François Veyrunes dirige depuis 1989 la compagnie 47•49, chorégraphe exigeant se référant à des artistes hors champ de la danse, Francis Bacon, David Lynch ou Henri Bauchau, il ne dissocie pas la création chorégraphique de l’acte artistique. De sa formation chez Cunningham il garde la notion d’espace entre et de corps engagé. La question de la dignité de l’Homme est la principale source des préoccupations artistiques du chorégraphe. Il est actuellement en création du deuxième volet de son triptyque consacré à trois belles figures mythologiques. Après Tendre Achille, voici Chair Antigone, il faudra attendre un peu pour que Sisyphe soit heureux…
Pourquoi avoir choisi ces trois figures particulières ?
À travers Achille, Antigone et Sisyphe, c’est la figure du libre arbitre qui m’intéresse, la question de l’être en tant que sujet de lui-même. Je cours après cette question-là depuis longtemps et à travers ces trois personnages mythologiques je m’y retrouve pour prendre des appuis qui m’ouvrent l’imaginaire en regard de cette ligne de force. C’est la nécessité permanente de mettre l’esprit critique en jeu, de l’incarner. Dans Chair Antigone, il ne s’agit pas de monter la tragédie d’Anouilh, de Brecht ou de Sophocle et d’en exposer la figure de la désobéissance féminine. Ça m’intéresse peu, par contre quels sont ses moteurs implicites, ça oui. Je m’intéresse plus à la cause qu’aux effets. Lorsque je parle de danser l’invisible c’est cette question-là qui apparaît, ce qui est sous-jacent, ce qui constitue la figure même d’Antigone. Comment cet être se déploie à chaque instant.
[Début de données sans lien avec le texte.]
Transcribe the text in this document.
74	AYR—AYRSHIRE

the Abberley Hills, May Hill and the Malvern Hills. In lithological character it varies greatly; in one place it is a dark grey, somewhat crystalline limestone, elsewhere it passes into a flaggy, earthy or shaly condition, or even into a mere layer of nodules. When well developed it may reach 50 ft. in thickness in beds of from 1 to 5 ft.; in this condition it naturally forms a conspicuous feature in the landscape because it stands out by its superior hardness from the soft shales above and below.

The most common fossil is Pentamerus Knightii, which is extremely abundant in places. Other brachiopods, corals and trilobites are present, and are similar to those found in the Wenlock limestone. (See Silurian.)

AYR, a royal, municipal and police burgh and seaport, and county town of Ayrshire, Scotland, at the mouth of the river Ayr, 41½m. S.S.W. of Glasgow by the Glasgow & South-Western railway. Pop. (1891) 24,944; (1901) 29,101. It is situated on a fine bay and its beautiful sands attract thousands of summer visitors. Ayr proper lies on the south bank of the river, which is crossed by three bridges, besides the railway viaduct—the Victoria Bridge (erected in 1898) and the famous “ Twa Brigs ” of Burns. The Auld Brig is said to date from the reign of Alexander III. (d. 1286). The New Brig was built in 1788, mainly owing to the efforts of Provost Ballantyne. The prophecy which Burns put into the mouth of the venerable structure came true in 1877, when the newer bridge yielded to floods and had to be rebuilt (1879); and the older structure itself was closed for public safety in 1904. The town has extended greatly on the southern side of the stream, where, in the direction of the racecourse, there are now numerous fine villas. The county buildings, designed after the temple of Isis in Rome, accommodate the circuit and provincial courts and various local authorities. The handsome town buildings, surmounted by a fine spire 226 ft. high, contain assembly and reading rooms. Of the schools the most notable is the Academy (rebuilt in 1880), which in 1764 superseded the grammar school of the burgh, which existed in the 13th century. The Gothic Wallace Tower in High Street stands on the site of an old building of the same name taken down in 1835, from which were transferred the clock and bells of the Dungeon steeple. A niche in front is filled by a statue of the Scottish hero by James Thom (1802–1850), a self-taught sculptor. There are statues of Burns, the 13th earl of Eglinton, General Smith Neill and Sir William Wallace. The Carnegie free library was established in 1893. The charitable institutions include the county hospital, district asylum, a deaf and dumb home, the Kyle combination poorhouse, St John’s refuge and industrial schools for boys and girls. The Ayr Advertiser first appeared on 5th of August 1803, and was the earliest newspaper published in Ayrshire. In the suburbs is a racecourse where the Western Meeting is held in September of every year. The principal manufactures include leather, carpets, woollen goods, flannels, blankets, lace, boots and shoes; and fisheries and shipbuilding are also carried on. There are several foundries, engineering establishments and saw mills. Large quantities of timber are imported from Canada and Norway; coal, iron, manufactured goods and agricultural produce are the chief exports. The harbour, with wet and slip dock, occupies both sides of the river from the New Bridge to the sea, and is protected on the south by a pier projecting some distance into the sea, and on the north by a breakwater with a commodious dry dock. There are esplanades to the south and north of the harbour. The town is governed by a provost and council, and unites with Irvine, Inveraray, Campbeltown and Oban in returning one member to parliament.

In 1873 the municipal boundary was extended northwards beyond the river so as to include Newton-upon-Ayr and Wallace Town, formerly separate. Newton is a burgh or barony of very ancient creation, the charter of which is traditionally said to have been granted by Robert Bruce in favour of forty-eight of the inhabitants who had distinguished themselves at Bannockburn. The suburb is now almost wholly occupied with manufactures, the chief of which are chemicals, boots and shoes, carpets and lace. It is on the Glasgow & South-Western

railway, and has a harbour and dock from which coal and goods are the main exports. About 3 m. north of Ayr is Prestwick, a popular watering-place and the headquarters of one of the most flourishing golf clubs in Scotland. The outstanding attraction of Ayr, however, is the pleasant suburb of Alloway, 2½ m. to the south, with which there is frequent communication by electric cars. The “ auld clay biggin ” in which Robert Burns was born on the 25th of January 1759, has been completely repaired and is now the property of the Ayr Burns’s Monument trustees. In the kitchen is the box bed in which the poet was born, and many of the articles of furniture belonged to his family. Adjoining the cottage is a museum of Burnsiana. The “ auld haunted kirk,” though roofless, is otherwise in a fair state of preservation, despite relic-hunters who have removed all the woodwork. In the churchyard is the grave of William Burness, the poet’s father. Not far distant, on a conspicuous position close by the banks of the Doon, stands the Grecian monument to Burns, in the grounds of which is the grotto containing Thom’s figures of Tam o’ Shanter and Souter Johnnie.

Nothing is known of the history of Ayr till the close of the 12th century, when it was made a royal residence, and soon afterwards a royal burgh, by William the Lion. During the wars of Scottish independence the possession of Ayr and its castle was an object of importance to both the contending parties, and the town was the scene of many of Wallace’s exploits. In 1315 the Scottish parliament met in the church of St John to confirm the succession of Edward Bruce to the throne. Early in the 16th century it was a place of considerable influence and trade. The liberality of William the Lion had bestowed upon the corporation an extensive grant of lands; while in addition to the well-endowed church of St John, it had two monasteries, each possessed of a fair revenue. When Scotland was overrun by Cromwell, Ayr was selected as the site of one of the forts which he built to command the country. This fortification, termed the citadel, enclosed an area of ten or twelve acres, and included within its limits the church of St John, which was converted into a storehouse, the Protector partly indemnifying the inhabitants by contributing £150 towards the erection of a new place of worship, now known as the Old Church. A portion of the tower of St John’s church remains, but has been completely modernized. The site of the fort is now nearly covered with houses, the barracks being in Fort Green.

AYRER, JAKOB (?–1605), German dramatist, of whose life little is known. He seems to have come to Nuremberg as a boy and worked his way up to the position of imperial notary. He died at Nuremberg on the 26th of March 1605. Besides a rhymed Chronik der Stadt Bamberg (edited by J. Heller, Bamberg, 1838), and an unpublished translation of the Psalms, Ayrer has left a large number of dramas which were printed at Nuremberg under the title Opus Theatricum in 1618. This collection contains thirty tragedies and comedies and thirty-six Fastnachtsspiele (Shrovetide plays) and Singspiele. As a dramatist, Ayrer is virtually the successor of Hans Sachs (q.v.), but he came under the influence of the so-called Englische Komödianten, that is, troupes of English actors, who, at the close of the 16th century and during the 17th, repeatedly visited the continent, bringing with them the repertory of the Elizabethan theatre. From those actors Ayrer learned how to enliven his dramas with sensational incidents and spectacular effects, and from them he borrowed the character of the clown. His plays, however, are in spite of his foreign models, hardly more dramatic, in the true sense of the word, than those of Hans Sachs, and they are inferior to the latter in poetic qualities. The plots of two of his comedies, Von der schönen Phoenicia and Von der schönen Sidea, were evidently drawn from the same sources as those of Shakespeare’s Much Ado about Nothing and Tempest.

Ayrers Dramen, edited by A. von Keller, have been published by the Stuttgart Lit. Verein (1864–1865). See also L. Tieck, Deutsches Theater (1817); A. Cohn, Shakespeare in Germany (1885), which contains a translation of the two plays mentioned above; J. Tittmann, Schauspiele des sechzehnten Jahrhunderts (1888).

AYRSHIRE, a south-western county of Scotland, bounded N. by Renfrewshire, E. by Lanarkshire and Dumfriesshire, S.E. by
Finalement on pourrait être des Antigone ou des Achille. Ce dernier personnage interroge vraiment la question du libre arbitre, l’oracle lui dit tu mourras jeune et célèbre ou vieux et insipide, il choisit le guerrier. Se pose la question d’assumer un choix pour soi-même et pas en regard d’un dogme. Ainsi chez Antigone, son choix n’est pas lié à la religion ou à la culture, il la dépasse, et c’est cela que je trouve beau. Si on ne choisit pas d’être ce qu’on est, on peut essayer de choisir ce qu’on met en œuvre à chaque instant, tenter d’être, plutôt que de faire le pari de paraître, même si c’est modeste et parfois douloureux.
Vous avez accolé à chacun des personnages des qualificatifs qui vont presque à l’encontre de l’idée que l’on se fait d’eux. Achille on le voit comme un super guerrier cruel pas comme un tendre, Antigone est souvent présentée comme une jeune femme froide, cérébrale, maigrelette, très désincarnée, quant à Sisyphe heureux ça paraît totalement paradoxal…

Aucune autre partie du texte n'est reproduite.